A Kampala cynic last week said he tapped an angry telephone conversation between two regional public officials -Kampala government spokesman Ofwono Opondo popularly known as OO -blasting an unnamed official in Kigali.
"You are envious of the freedom Ugandans enjoy; in Kampala you can abuse Museveni and freely return home without fearing arrest."
"That's no big deal," OO's Kigali counterpart responded calmly. "Even in Kigali you can abuse Museveni and freely return home without fearing arrest."
This summarises the different public relations management styles between Kampala and Kigali. Kampala's is relaxed and more open while Kigali's is tactful with quick defences at the fingertips of officials. But how much longer the two styles will remain is now the question.
Ugandan officials are getting more guarded with their reactions. First Deputy Prime Minister General Moses Ali bluntly told parliament that while the government of course knows what is going on between Kigali and Kampala, the public should not expect to be told what it is. Even OO is no longer quick with his barbs - except when shooting at Uganda's opposition politicians.
Even Rwanda's approach is changing. The usual smart comebacks were missing when they denied closing the border, blaming construction works, while in the same breath advising Rwandans not to enter Uganda saying they risked arrest and torture by Kampala.
The connection between roadworks and torture wasn't obvious.
What has not yet changed is the care Ugandan mainstream media take not to offend Rwandan authorities. While social media is firing away at Kigali, mainstream media is taking a leaf from government and being careful not to appear to blame the Rwanda government for whatever is going on, even as Kampala refuses to give its side of the story.

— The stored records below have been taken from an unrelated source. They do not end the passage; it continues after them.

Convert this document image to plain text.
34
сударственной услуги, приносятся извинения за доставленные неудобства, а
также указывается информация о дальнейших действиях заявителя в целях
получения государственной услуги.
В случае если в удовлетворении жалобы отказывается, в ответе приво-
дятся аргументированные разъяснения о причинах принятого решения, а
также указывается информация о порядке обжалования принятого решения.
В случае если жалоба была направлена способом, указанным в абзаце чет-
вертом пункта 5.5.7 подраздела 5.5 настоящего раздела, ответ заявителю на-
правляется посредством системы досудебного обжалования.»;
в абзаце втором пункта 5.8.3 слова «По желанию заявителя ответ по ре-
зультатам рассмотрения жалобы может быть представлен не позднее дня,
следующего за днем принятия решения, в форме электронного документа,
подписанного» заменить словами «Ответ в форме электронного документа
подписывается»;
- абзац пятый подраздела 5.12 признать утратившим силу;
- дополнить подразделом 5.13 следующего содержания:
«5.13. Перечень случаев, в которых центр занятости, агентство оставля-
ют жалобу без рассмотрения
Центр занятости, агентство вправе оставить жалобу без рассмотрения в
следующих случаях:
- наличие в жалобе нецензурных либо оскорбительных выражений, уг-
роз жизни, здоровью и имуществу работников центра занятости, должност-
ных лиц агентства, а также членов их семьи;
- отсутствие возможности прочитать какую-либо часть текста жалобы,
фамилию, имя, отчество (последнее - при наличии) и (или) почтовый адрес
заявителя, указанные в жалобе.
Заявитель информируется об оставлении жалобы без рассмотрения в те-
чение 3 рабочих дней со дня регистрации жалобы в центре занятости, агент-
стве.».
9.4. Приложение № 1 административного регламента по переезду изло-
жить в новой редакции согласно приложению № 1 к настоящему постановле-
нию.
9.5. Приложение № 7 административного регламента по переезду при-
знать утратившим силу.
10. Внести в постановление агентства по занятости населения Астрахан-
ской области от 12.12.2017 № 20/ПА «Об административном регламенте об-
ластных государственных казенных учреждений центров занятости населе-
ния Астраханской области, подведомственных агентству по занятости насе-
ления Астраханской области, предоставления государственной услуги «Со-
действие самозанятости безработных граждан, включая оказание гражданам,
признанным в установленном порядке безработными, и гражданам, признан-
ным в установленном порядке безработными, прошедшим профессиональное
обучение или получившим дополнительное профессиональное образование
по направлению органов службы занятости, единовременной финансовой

There is also another reason why media in Uganda cannot quickly change its attitude towards Kigali - there has been so much praise for the efficiency of Rwanda's government over the years.
The image of Kigali's intolerance of corruption was cemented in the Ugandan psyche by President Museveni himself when on a 2011 visit to Rwanda he heaped praise on his counterpart while criticising his own countrymen, saying Uganda is full of thieves who frustrate government programmes.
That was the last authoritative comparison between the public affairs management of the two countries that we have for reference, and it's skewed in favour of Rwanda. We Ugandans are now waiting for a reassessment of Rwanda from our president, but it has been long coming.
And going by Gen Moses Ali's words in parliament, it may not be coming soon. So don't expect much discussion of the two countries' relations, worrying as they are.